El gélido mando, de Richard Morgan

El gélido mandoSupongo que recordarán Sólo el acero, la novela de Richard Morgan que abría la trilogía Tierra de héroes. Allá por 2012 Alamut publicó la primera entrega y no editó las dos siguientes hasta 2017, ya mediante una de sus suscripciones para minimizar riesgos y a través de las cuales los fieles obtenemos alguna pequeña regalía. Si le añaden otro par de años para que la acción conjunta del capricho y el sentimiento de culpa de gastar dinero en papel que después no leo, entenderán por qué no llegué a El gélido mando hasta verano de 2019. Con un lapso de, se escribe pronto, siete años respecto a Sólo el acero (al que se suma otro para publicar este texto). Obviamente, me las vi y me las deseé para volver a entrar en el mundo. No tanto en las historias personales de sus tres protagonistas, más o menos claras, como para empaparme de nuevo en los pormenores geográficos, culturales, jerárquicos inexcusables en la fantasía medievaloide. Un grado de detalle al que, comparando con otras obras y autores, tampoco Morgan imprime una excesiva complejidad respecto al libro anterior.
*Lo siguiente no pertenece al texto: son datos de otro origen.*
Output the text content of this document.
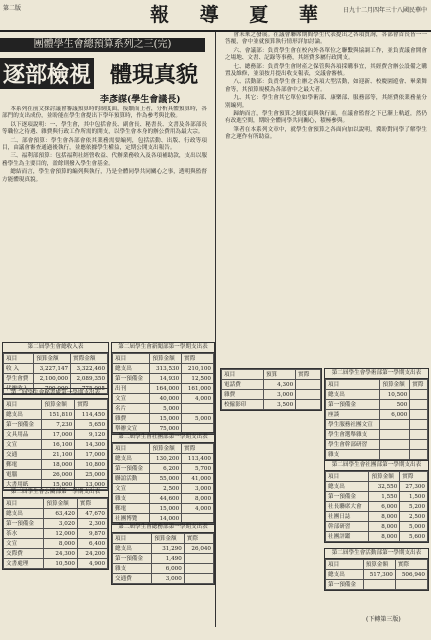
第二版	報 導 夏 華 日九十二月四年三十八國民華中
團體學生會總預算系列之三(完)
逐部檢視 體現真貌
李彥謀(學生會議長)

本系列在前文探討議會審議預算時的制度面，接續而上者，分析具體預算時，各部門的支出成份，並盼能在學生會提出下學年預算時，作為參考與比較。

以下逐項說明：一、學生會，其中包括會長、副會長、秘書長、文書及各部部長等職位之待遇、雜費與行政工作所需的開支，以學生會本身的辦公費用為最大宗。

二、部會預算：學生會各部會依其業務需要編列，包括活動、出版、行政等項目，由議會審查通過後執行，並應依據學生權益，定期公開支出報告。

三、福利部預算：包括福利社經營收益、代辦業務收入及各項補助款，支出以服務學生為主要目的，盈餘則撥入學生會基金。

總結而言，學生會預算的編列與執行，乃是全體同學共同關心之事，透明與監督方能體現真貌。

會未來之發展。在議會聯席期間學生代表提出之各項質詢，各部會首長皆一一答覆，會中並就預算執行情形詳加討論。

六、會議部：負責學生會在校內外各單位之聯繫與協調工作，並負責議會開會之場地、文書、記錄等事務，其經費多屬行政開支。

七、總務部：負責學生會財產之保管與各項採購事宜，其經費含辦公設備之購置及維修，並須按月提出收支報表，交議會審核。

八、活動部：負責學生會主辦之各項大型活動，如迎新、校慶園遊會、畢業舞會等，其預算規模為各部會中之最大者。

九、其它：學生會其它單位如學術部、康樂部、服務部等，其經費依業務量分別編列。

歸納而言，學生會預算之制度面與執行面，在議會監督之下已漸上軌道，然仍有改進空間，期盼全體同學共同關心，積極參與。

筆者在本系列文章中，就學生會預算之各面向加以說明，冀盼對同學了解學生會之運作有所助益。

第二屆學生會總收入表
項目	預算金額	實際金額
收 入	3,227,147	3,322,460
學生會費	2,100,000	2,089,350
代辦收入	700,000	775,005
第二屆學生會秘書處第一學期支出表
項目	預算金額	實際
總支出	151,810	114,450
第一預備金	7,230	5,650
文具用品	17,000	9,120
文宣	16,100	14,300
交通	21,100	17,000
郵電	18,000	10,800
電腦	26,000	25,000
大書用紙	15,000	13,000
第二屆學生會公關部第一學期支出表
項目	預算金額	實際
總支出	63,420	47,670
第一預備金	3,020	2,300
茶水	12,000	9,870
文宣	8,000	6,400
交際費	24,300	24,200
文書處理	10,500	4,900
第二屆學生會新聞部第一學期支出表
項目	預算金額	實際
總支出	313,530	210,100
第一預備金	14,930	12,500
出刊	164,000	161,000
文宣	40,000	4,000
名片	5,000	
雜費	15,000	5,000
舉辦文宣	75,000	
第二屆學生會社團部第一學期支出表
項目	預算金額	實際
總支出	130,200	113,400
第一預備金	6,200	5,700
聯誼活動	55,000	41,000
文宣	2,500	3,000
雜支	44,600	8,000
郵電	15,000	4,000
社團博覽	14,000	
第二屆學生會總務部第一學期支出表
項目	預算金額	實際
總支出	31,290	26,040
第一預備金	1,490	
雜支	6,000	
交通費	3,000	
項目	預算	實際
電話費	4,300	
雜費	3,000	
校僱影印	3,500	
第二屆學生會學術部第一學期支出表
項目	預算金額	實際
總支出	10,500	
第一預備金	500	
座談	6,000	
學生服務社團文宣		
學生會選舉雜支		
學生會幹部研習		
雜支		
第二屆學生會社團部第一學期支出表
項目	預算金額	實際
總支出	32,550	27,300
第一預備金	1,550	1,500
社長聯席大會	6,000	5,200
社團日誌	8,000	2,500
幹部研習	8,000	5,000
社團評鑑	8,000	5,600
第二屆學生會活動部第一學期支出表
項目	預算金額	實際
總支出	517,300	506,940
第一預備金		
(下轉第三版)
Esa escenografía, el «uolbilding» fuente de «looooor«, sacrosanto en la recepción de la fantasía y la ciencia ficción contemporáneas, conlleva unas labores de albañilería y alicatado cuya consecuencia más apreciable suele ser el formato trilogía, pentalogía… ene-logía. Ya sea para extraer el mayor rendimiento posible a ese esfuerzo de diseño; contar una historia con docenas de actores y, a la vez, desplegar ese complejo mundo; pereza… Y que a mi, como lector un poco de vuelta de todo, me suele dejar casi siempre la misma interrogación retórica en los labios. ¿Eran necesarias tantas páginas?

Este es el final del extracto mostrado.